Parigi, la magia dell’ “attentatore noto ai servizi segreti”

Da qualunque lato la si guardi, l’ennesima vicenda terroristica francese lascia sbigottiti per le considerazioni fallimentari che produce. A prescindere dall’ evidente flop del multiculturalismo, di panzane prezzolate e imposte come l’integrazione, parole vuote come accoglienza che nascondono i più biechi interessi, ciò che lascia di sasso è la palese inadeguatezza dello Stato occidentale.

Incapace e debole, soggiogato dai poteri economici, esso è infatti impotente nell’imporre ordine a qualsiasi livello, perfino di intelligence. Si sostiene – anche a ragione – che i servizi segreti lavorino su un piano diverso da quello delle normali forze dell’ordine. In verità spesso si occupano di tutt’altro, ma è fin troppo ovvio che in questo caso gli interessi convergano.

In uno Stato ben attento anche soltanto a proporre modalità di presunti stati di emergenza che nei fatti non scalfiscono nulla delle cosidette libertà individuali e dei “valori dell’occidente”, neanche quando la vita di tutti i giorni potrebbe essere messa in pericolo, i risultati raggiungono questa paradossale constatazione: Karim Cheurfi era noto ai servizi segreti francesi.

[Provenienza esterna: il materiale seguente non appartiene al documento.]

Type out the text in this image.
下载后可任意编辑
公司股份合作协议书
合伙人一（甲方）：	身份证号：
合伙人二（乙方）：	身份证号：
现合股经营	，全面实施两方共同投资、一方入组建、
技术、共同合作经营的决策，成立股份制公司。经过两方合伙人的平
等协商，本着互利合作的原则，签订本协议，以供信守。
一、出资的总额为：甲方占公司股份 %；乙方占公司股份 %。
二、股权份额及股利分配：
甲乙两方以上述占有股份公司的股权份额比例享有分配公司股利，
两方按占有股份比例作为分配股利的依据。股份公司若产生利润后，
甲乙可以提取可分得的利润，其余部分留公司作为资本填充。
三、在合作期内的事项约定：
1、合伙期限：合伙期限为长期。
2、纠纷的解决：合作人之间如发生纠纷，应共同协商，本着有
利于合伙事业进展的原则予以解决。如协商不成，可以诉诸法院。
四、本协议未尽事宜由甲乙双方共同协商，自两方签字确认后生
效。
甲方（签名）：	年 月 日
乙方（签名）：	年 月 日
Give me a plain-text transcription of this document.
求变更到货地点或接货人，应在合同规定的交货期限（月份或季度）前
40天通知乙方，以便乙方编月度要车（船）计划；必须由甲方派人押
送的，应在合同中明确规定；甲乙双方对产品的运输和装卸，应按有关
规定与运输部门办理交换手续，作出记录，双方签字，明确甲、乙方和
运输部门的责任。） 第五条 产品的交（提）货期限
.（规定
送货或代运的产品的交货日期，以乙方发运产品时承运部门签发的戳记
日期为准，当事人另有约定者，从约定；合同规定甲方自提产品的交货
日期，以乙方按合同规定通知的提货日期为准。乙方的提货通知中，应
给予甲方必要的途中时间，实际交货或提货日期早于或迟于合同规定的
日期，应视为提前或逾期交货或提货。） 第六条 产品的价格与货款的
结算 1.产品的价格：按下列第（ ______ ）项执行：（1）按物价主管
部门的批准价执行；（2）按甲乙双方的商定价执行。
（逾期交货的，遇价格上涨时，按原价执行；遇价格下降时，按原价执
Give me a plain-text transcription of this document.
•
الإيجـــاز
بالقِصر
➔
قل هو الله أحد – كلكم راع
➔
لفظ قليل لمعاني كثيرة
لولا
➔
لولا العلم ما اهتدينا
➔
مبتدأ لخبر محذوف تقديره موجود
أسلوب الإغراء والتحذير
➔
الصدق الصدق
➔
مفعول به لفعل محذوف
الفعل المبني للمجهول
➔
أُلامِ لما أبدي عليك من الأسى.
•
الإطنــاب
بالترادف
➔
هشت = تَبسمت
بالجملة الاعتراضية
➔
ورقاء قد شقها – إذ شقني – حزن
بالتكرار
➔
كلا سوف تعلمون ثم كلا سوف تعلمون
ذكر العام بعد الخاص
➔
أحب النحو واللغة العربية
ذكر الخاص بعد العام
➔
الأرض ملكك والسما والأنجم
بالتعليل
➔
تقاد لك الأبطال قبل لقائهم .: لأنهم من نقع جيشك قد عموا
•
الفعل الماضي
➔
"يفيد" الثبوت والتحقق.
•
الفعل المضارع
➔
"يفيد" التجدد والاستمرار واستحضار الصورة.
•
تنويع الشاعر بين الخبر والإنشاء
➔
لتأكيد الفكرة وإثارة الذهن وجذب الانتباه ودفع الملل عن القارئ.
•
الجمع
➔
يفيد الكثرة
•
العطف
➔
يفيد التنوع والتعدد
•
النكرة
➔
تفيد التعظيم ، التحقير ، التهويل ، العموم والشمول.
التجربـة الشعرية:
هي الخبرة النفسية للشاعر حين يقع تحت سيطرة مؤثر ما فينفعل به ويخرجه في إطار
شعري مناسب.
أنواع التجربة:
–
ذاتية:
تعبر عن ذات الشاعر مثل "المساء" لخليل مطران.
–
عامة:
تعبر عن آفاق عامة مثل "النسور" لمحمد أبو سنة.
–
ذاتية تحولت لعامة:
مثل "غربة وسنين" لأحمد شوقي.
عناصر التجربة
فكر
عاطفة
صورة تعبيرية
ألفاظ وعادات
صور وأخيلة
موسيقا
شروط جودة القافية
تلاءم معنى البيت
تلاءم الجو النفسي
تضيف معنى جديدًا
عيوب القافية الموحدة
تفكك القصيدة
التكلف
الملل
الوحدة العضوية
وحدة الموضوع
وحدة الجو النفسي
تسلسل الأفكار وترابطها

Proveniva dal Belgio (chi non ci arriverebbe leggendo il suo nome) e nel 2001 aveva aperto il fuoco su un agente, ferendolo gravemente. Condannato a diversi anni di carcere, venne poi schedato con la “lettera S”, quella che indica gli individui radicalizzati, a rischio .

È lecito porsi una domanda: com’è possibile che un attentatore schedato e conosciuto giri tranquillo per il centro di Parigi senza nessun problema? Il corto circuito della libertà estremista e del dirittocivilismo non cessa di mostrare le sue lacune, questa è la verità. Difese a spada tratta come se fossero l’unica ragione dell’esistenza umana, come se non esistessero cose più importanti.

A tutti gli effetti un assolutismo, protetto da analisi dogmatiche e poco inclini ad analizzare la realtà. Paolo Mieli ieri sera a Piazza Pulita si accodava al commentino più di moda in seguito agli ultimi attentati, affermato in maniera simile da Alessandro Orsini e Luca Telese in occasione di quanto avvenuto a Londra: “Dobbiamo essere contenti dei miglioramenti, non sono stati uccisi civili. In qualche maniera è un progresso”.

Ora, Orsini e Telese si erano concentrati su altro, ma il succo era lo stesso: “Dobbiamo essere contenti, ormai sono cani sciolti e lo spirito organizzativo dell’ISIS è morto”.

La libertà senza limiti è la prima ragione della morte di una società. Probabilmente chi la difende ai piani alti, soggiogando popolazioni intere inevitabilmente attratte da un punto di vista teorico, non aspetta altro o quanto meno vi è indifferente.

Ma le popolazioni stesse iniziano a stufarsi perché, banalmente, della libertà non ce ne si fa nulla se non è accompagnata dalla più ovvia delle concessioni: quella alla vita e alla tranquillità. E se un ordine costituito non è in grado di garantirle nemmeno quando conosce vita, morte e miracoli di un soggetto a rischio, beh, c’è qualcosa che non va.